EPSRC Hybrid Algorithms for Quantum Advantage

Funding to advance the theoretical capabilities required for the design and implementation of hybrid quantum algorithms.

The Engineering and Physical Sciences Research Council (EPSRC) – in partnership with the National Quantum Computing Centre (NQCC) – has launched this funding opportunity to advance the theoretical capabilities required for the design and implementation of hybrid quantum algorithms, strengthening the UK capability to scale from the Noisy Intermediate Scale Quantum computing (NISQ) era towards achieving quantum advantage.

The opportunity specifically supports the aims of National Quantum Strategy Mission 1 (QM1), which states ‘by 2035, there will be accessible, UK-based quantum computers capable of running 1 trillion operations and supporting applications that provide benefits which surpass those of classical supercomputers across key sectors of the economy’. Successful applications will address the reduction of resource requirements through adaptive estimation and innovative algorithms, while incorporating high-value sector engagement, user adoption and seamless domain integration of quantum computing.
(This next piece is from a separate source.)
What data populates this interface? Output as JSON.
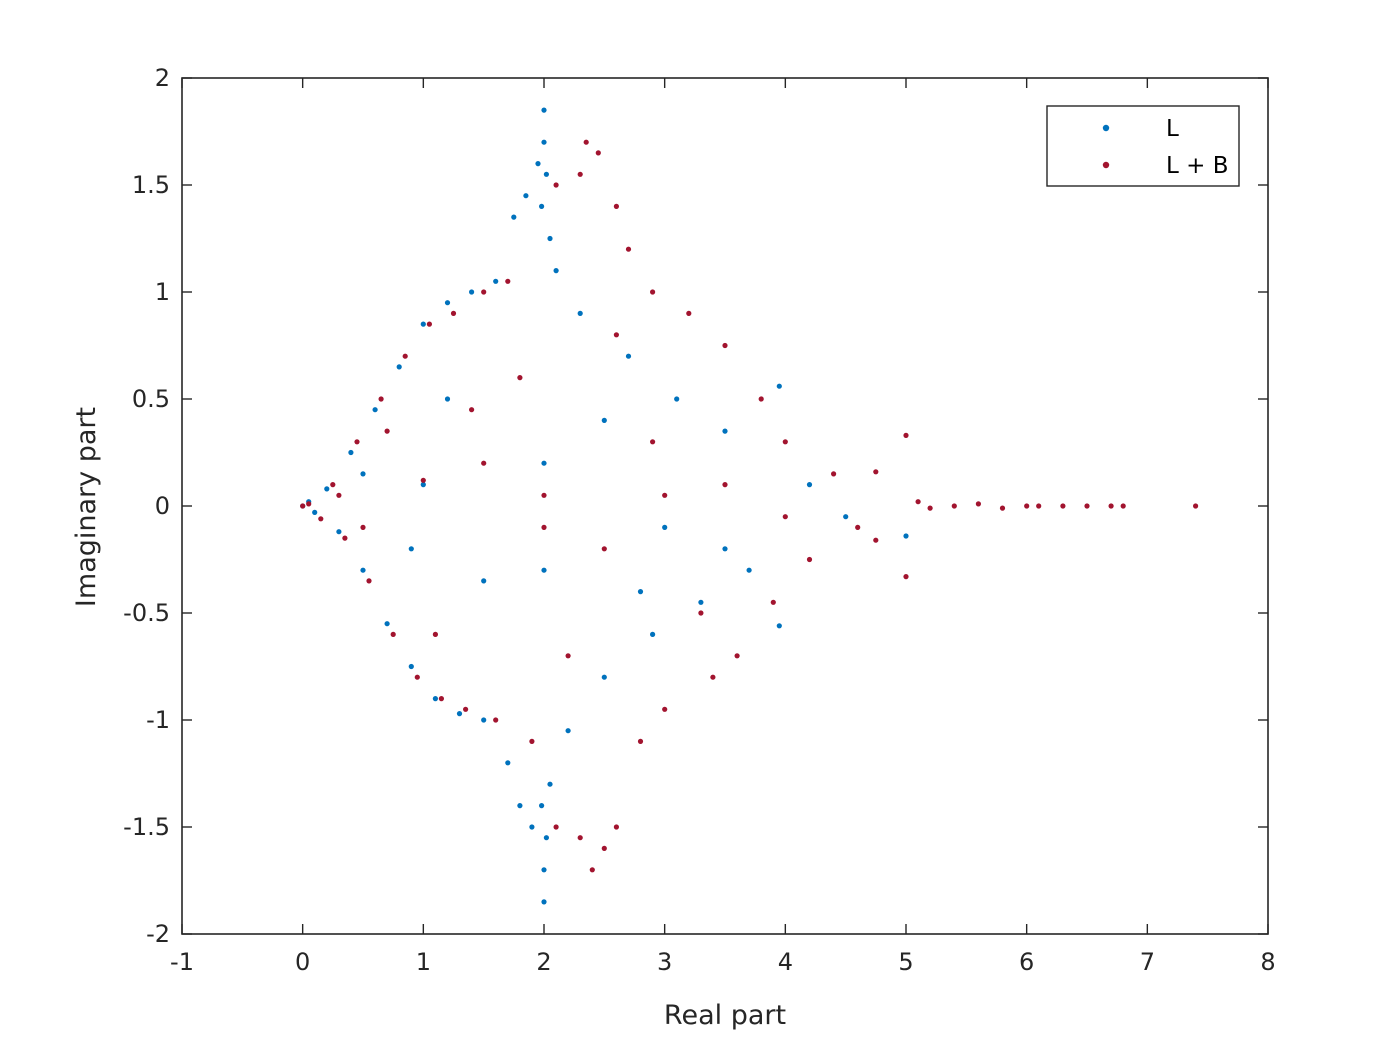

The opportunity seeks to enable collaboration between researchers, industry, government and regulators to accelerate hybrid quantum-classical computing across hardware, software, algorithms and applications in support of QM1. Projects should enable scalable, resource-efficient and trustworthy hybrid quantum-classical computation. Research in the following areas is welcomed:

• Adaptive resource estimation and algorithmic efficiency (methods to drive down computational resource requirements through innovative algorithms, adaptive estimation under uncertainty, and workflows aligned with high-value sector needs).
• Compilation, modelling and translation from algorithms to machine executable code (tools and models for translating algorithms into efficient quantum classical programs, including estimating hardware scale, qubit quality, classical coprocessing and operational depth required to run them).
• Quantum and classical resource co-estimation (understanding how classical resources scale when quantum elements are optimised, and how to balance workloads across hybrid systems).
• Verification, benchmarking, error mitigation and error correction (scalable testing and validation frameworks, error-mitigation techniques, resource-efficient approaches to error correction, and benchmarking strategies suitable for NISQ and pre-fault-tolerant systems).
• Future technology requirements and foundational theory (novel research topics underpinning the long‑term scaling of hybrid quantum–classical computing, driving rapid progress beyond the NISQ era through the Mega‑QuOp stage and onward to Giga‑ and Tera‑QuOp (GQuOp and TQuOp) era).

This is not an exhaustive list and applicants may propose other areas of novel research.

Projects must be no more than three years in duration with latest start date of 1 February 2027.